/ner-not-pipeline

NER and Network-of-Terms pipeline

Primary LanguagePython

ner-not-pipeline

NER and Network-of-Terms pipeline

Basic experiment for creating an NER and keyword extraction pipeline in combination with querying the NDE Netwerk of Terms. The code inspired by the Hands-On 1.2 code from the Open HPI Knowledge Graph Course 2023.

It is recommended to use a virtual environment, create one using the following command:

$ python -m venv ./venv

Then activate the virtual evironment using:

$ source venv/bin/activate

This will result in a prompt starting with (venv), the virtual environment is now activated.

Now install the requirend packages:

$ pip install -r requirements.txt

This will result in list of packages that are being installed and it should end with no errors.

We are using the Spacy module for doing the Named Entity Recognition (NER). And because we are analyzing Dutch texts we need to download a Dutch model, in this case the nl_core_news_lg model:

$ python -m spacy download nl_core_news_lg

It will take a short while to download the almost 600MB sized model.

Start the program with:

$ python ner-not.py some.txt

Change the plain text in the some.txt file to try out different results for the pipeline.

The pipeline uses the Spacy Tokenization and NER functionality to extract keywords and named entities.
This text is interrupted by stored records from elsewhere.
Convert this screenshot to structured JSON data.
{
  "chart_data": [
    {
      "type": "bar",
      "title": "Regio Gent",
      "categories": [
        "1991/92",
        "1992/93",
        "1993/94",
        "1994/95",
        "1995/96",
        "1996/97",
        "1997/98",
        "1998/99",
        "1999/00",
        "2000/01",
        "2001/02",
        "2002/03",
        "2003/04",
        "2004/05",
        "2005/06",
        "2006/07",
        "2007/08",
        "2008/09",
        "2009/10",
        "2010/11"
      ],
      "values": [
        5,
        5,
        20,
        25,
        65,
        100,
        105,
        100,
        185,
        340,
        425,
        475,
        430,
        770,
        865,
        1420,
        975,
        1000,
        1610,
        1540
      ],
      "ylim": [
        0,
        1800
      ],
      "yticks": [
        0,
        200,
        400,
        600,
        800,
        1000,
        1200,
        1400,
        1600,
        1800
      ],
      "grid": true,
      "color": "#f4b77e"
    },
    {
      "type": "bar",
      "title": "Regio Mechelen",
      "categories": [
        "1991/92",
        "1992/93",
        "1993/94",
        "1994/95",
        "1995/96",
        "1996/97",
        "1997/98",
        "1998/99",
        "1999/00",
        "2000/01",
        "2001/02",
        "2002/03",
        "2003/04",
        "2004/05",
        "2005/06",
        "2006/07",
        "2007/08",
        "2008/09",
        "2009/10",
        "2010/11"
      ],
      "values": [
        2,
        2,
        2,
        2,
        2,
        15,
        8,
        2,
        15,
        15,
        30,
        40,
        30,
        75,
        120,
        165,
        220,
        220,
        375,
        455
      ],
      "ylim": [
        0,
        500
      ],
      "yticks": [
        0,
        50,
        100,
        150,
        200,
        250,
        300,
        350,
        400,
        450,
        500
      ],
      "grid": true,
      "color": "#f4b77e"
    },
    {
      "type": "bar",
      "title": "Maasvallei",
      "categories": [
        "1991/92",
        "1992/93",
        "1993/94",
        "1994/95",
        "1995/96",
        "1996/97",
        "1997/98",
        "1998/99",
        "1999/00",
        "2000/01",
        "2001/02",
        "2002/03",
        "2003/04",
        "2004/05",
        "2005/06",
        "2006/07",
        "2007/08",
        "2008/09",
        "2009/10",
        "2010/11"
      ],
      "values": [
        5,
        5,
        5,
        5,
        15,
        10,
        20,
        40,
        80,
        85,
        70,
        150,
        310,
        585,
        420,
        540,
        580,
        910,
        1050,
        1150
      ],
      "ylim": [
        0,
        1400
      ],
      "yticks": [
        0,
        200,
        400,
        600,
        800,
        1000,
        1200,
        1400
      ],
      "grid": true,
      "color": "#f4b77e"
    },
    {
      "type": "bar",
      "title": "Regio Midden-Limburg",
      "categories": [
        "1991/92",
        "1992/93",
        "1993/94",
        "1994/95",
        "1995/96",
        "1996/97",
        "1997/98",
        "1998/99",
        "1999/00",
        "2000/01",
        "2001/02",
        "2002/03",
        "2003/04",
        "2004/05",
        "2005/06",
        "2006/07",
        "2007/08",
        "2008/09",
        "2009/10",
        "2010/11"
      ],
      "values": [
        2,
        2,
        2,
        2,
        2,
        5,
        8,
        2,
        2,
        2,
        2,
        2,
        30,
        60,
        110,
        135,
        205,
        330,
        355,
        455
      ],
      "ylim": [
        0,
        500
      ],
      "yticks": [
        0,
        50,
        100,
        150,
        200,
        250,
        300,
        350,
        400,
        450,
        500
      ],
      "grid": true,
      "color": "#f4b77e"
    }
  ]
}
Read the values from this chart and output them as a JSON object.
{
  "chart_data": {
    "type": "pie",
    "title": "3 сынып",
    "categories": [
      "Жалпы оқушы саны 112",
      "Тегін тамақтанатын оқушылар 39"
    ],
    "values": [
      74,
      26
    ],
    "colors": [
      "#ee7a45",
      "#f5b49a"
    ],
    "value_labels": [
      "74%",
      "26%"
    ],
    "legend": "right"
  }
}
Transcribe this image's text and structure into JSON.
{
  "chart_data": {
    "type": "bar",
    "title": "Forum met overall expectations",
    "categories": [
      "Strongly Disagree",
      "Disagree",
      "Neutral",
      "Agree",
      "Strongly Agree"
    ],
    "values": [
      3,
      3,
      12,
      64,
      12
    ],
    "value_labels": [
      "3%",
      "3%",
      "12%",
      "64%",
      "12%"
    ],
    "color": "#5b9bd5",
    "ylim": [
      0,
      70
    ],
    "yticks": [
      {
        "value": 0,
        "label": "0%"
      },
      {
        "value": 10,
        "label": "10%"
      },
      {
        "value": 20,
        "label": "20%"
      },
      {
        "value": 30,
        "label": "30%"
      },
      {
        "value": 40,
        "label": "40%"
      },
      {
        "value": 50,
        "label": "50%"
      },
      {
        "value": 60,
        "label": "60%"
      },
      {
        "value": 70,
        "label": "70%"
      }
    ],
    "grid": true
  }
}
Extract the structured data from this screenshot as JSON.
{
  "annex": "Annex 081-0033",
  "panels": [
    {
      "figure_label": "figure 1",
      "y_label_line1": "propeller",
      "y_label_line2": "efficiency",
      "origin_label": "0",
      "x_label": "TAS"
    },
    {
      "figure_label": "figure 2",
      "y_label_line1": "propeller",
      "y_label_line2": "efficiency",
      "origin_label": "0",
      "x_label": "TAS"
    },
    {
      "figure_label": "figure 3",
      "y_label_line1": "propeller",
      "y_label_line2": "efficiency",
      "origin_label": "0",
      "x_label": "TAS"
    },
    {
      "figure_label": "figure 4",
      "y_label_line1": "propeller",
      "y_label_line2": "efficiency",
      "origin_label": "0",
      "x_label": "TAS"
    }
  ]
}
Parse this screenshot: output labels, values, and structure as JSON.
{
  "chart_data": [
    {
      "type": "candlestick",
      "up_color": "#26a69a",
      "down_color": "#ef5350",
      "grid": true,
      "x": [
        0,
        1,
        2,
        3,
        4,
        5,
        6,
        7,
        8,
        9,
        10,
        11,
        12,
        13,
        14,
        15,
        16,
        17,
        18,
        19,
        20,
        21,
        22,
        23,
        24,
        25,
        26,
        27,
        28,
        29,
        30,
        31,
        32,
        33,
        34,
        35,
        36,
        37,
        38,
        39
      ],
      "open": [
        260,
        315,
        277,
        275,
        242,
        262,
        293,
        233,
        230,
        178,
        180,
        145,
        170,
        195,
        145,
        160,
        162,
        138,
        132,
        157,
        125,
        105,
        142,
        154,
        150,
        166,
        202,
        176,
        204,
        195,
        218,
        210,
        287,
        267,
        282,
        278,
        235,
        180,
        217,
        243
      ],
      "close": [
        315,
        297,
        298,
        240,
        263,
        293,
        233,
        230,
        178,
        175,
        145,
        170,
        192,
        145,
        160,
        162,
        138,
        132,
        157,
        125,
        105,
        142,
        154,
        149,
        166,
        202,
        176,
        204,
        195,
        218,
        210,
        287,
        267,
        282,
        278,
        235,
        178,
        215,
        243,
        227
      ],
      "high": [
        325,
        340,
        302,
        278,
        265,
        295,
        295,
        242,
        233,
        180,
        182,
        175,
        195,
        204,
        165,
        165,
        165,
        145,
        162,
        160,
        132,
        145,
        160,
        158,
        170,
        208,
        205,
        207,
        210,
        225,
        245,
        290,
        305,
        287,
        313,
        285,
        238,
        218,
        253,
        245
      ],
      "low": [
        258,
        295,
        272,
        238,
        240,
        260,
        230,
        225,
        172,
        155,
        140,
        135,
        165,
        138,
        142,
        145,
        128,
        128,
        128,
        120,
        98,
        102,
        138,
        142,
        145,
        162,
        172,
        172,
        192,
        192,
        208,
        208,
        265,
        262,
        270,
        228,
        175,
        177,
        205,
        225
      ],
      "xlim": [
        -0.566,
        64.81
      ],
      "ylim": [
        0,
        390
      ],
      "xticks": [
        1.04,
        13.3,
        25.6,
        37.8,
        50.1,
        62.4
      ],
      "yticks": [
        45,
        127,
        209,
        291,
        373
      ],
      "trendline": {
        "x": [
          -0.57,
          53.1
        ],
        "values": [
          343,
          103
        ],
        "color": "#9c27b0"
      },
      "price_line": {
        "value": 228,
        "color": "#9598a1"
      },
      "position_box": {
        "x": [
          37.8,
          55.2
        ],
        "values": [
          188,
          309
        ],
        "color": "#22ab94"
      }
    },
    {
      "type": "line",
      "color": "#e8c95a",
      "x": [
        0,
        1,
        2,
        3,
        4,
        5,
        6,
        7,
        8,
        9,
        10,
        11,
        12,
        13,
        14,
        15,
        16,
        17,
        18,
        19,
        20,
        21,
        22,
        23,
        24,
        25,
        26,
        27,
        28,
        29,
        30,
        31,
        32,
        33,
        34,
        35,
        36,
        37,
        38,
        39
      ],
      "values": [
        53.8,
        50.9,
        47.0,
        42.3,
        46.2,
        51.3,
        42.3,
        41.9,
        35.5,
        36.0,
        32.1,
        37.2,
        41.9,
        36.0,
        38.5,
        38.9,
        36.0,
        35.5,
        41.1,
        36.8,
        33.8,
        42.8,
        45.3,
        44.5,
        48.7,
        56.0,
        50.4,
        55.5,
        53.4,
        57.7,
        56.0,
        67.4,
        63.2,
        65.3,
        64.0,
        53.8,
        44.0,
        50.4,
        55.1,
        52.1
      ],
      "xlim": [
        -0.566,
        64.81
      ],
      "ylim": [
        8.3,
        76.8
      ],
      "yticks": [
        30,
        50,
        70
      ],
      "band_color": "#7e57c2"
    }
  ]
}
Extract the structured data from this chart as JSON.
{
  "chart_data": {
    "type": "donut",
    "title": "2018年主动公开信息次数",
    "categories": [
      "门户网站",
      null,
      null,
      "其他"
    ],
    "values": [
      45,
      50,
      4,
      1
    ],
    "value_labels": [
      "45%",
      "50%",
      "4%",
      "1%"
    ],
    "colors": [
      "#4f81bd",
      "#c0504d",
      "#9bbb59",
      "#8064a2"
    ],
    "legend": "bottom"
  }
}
The identified nouns and named entities are fed to the Network of Terms (NoT) to find matching terms. The reconcilation with the Network of Terms is configured for the different NER types. The config.json file connects the NER type to the relevant source to query for the Network of Terms. The nouns are matched against the list of sources specified under "CONCEPT".

Bases on the configuration all the NoT sources are queried. The results are processed in the order defined in the config file. As soon as one of the found pref- or altLabels has an exact match with the named entity the URI of this term is returned and the processing of the result stops.

The result is written as semicolon delimited CSV file with basename of the input file. The outfile contains the complete term information as found in the Network of Terms results.